Das Massaker von Sant Anna wird doch noch aufgearbeitet – dank eines Überlebenden. Blamabel ist die Begründung des OLG vor allem für die Stuttgarter Staatsanwälte, meint der StZ-Autor Andreas Müller.

Titelteam Stuttgarter Zeitung: Andreas Müller (mül)

Stuttgart - Alle waren sich einig: die Stuttgarter Staatsanwaltschaft, die übergeordnete Behörde, der Landesjustizminister. Natürlich sei es unbefriedigend, dass wegen des Nazimassakers von Sant Anna niemand mehr zur Rechenschaft gezogen werden könne, hieß es unisono. Aber das Strafrecht stoße hier eben an seine Grenzen, zumal nach siebzig Jahren.

 

Nun werden sie allesamt eines Besseren belehrt. Gegen die breite Front von Justiz und Politik hat einer der Überlebenden des Massakers zusammen mit seiner Anwältin einen bemerkenswerten Erfolg erstritten: Der Schlussstrich unter die Ermittlungen sei voreilig gewesen, entschied das Oberlandesgericht Karlsruhe, im Fall des zuständigen Kompanieführers bestehe genug Anlass, Anklage zu erheben. Das Verfahren muss nun in Hamburg, wo der alte Mann lebt, wiederaufgenommen werden. Stirbt er nicht vorher, könnte es also doch noch zu einem Prozess kommen.

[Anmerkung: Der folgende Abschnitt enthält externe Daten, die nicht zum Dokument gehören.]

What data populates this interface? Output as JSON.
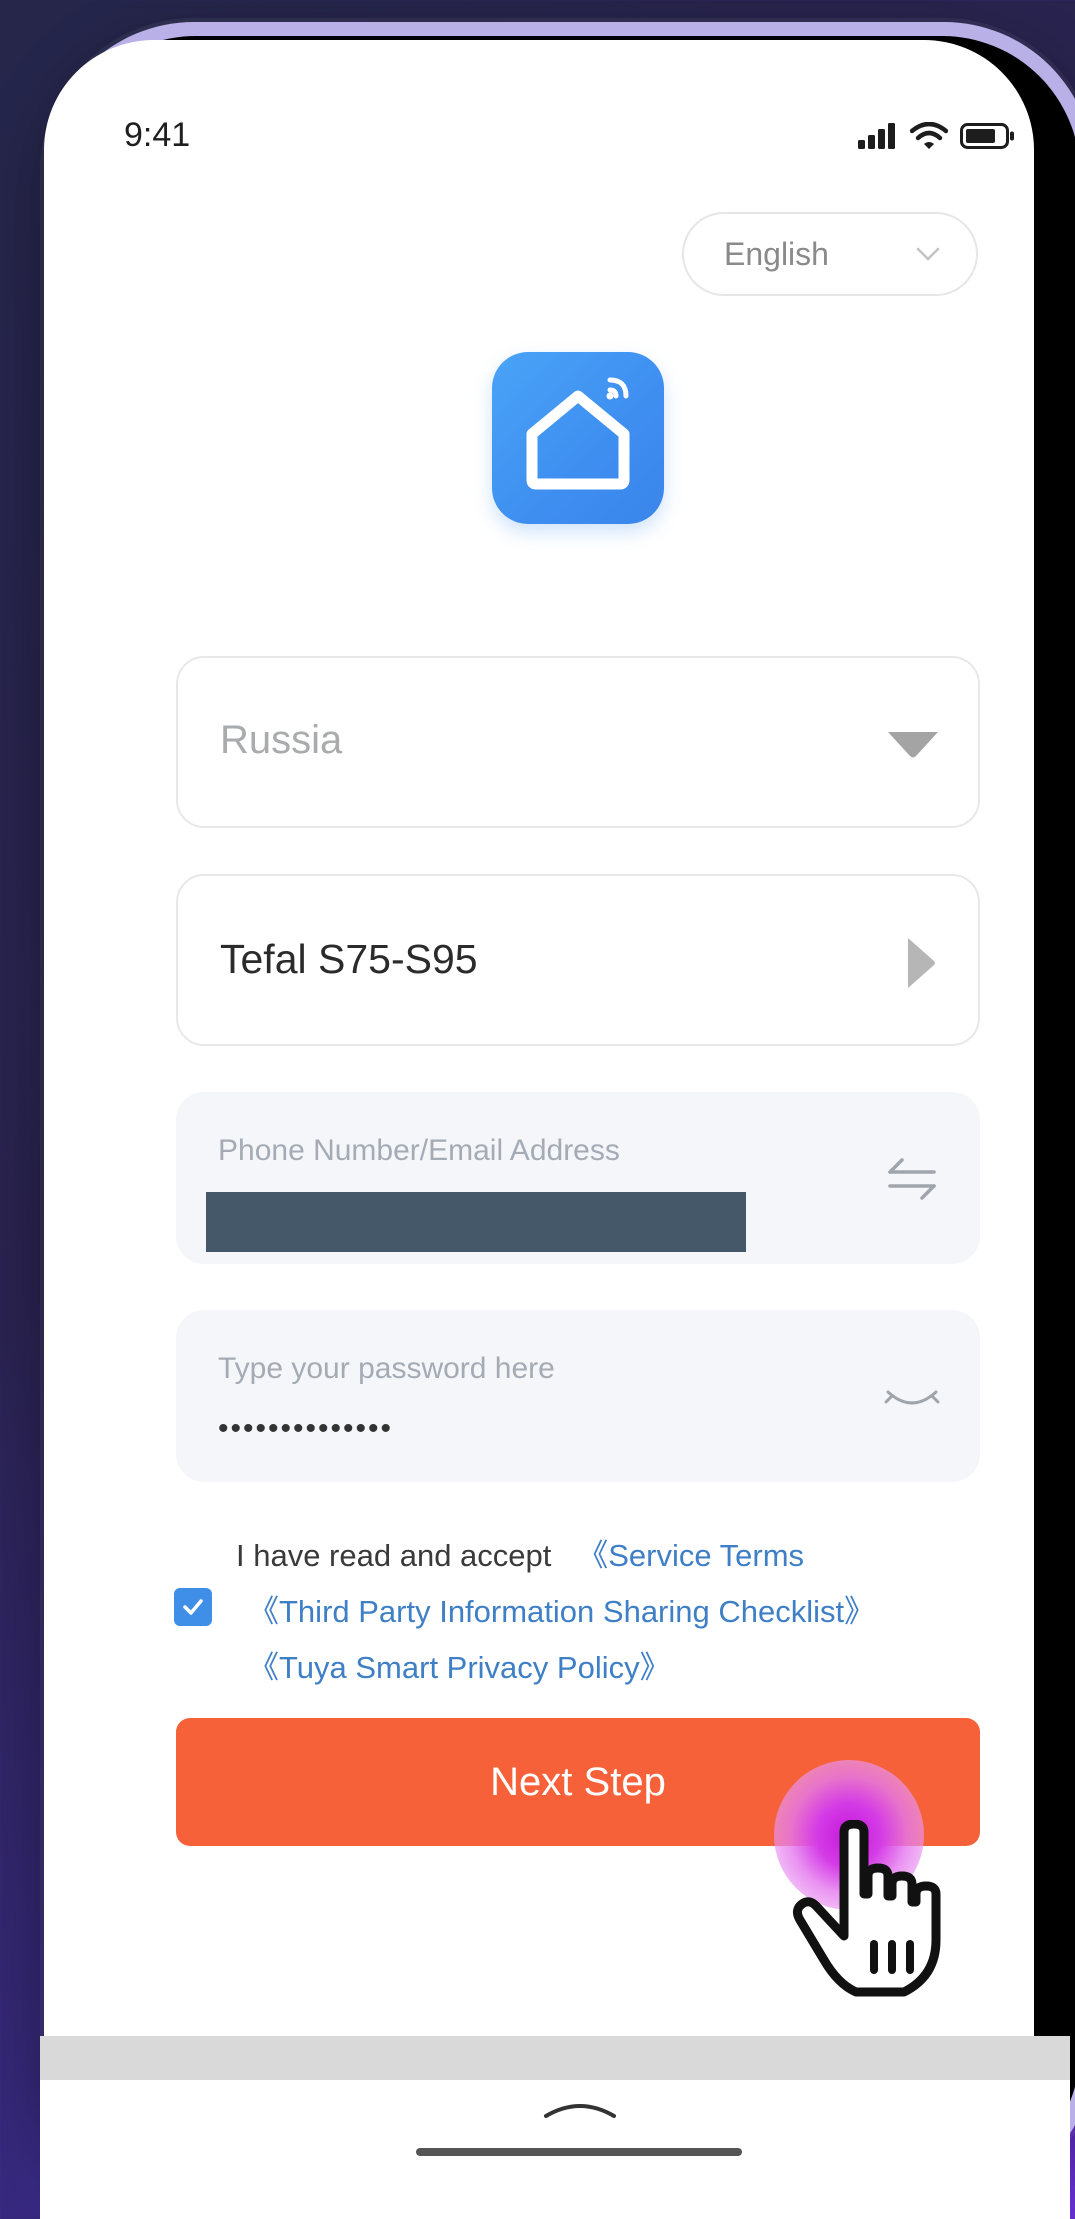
{
  "status_bar": {
    "time": "9:41"
  },
  "language": {
    "selected": "English"
  },
  "form": {
    "country": {
      "value": "Russia"
    },
    "device": {
      "value": "Tefal S75-S95"
    },
    "account": {
      "label": "Phone Number/Email Address"
    },
    "password": {
      "label": "Type your password here",
      "value": "••••••••••••••"
    }
  },
  "agreement": {
    "checked": true,
    "prefix": "I have read and accept",
    "links": [
      "《Service Terms",
      "《Third Party Information Sharing Checklist》",
      "《Tuya Smart Privacy Policy》"
    ]
  },
  "actions": {
    "next_label": "Next Step"
  },
  "colors": {
    "accent": "#f6613a",
    "link": "#3f7fc6",
    "checkbox": "#3f8ee8",
    "logo": "#4aa4f7",
    "redaction": "#445869"
  },
  "icons": {
    "signal": "signal-icon",
    "wifi": "wifi-icon",
    "battery": "battery-icon",
    "app": "smart-home-logo",
    "dropdown": "caret-down-icon",
    "arrow": "caret-right-icon",
    "switch": "switch-arrows-icon",
    "eye": "eye-closed-icon",
    "check": "check-icon",
    "cursor": "hand-pointer-icon",
    "chevron_up": "chevron-up-icon"
  }
}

Blamabel ist die Begründung des OLG vor allem für die Stuttgarter Staatsanwälte, die ihre überlangen Ermittlungen mit einem fragwürdigen Ergebnis einstellten. Ihr krudes Argument, das Massaker habe sich vielleicht ungeplant ergeben, zerpflücken die Richter. Gründlich blamiert ist aber auch Justizminister Stickelberger. Er sollte künftig besser prüfen, ob und wann er sich schützend vor die Justiz stellt.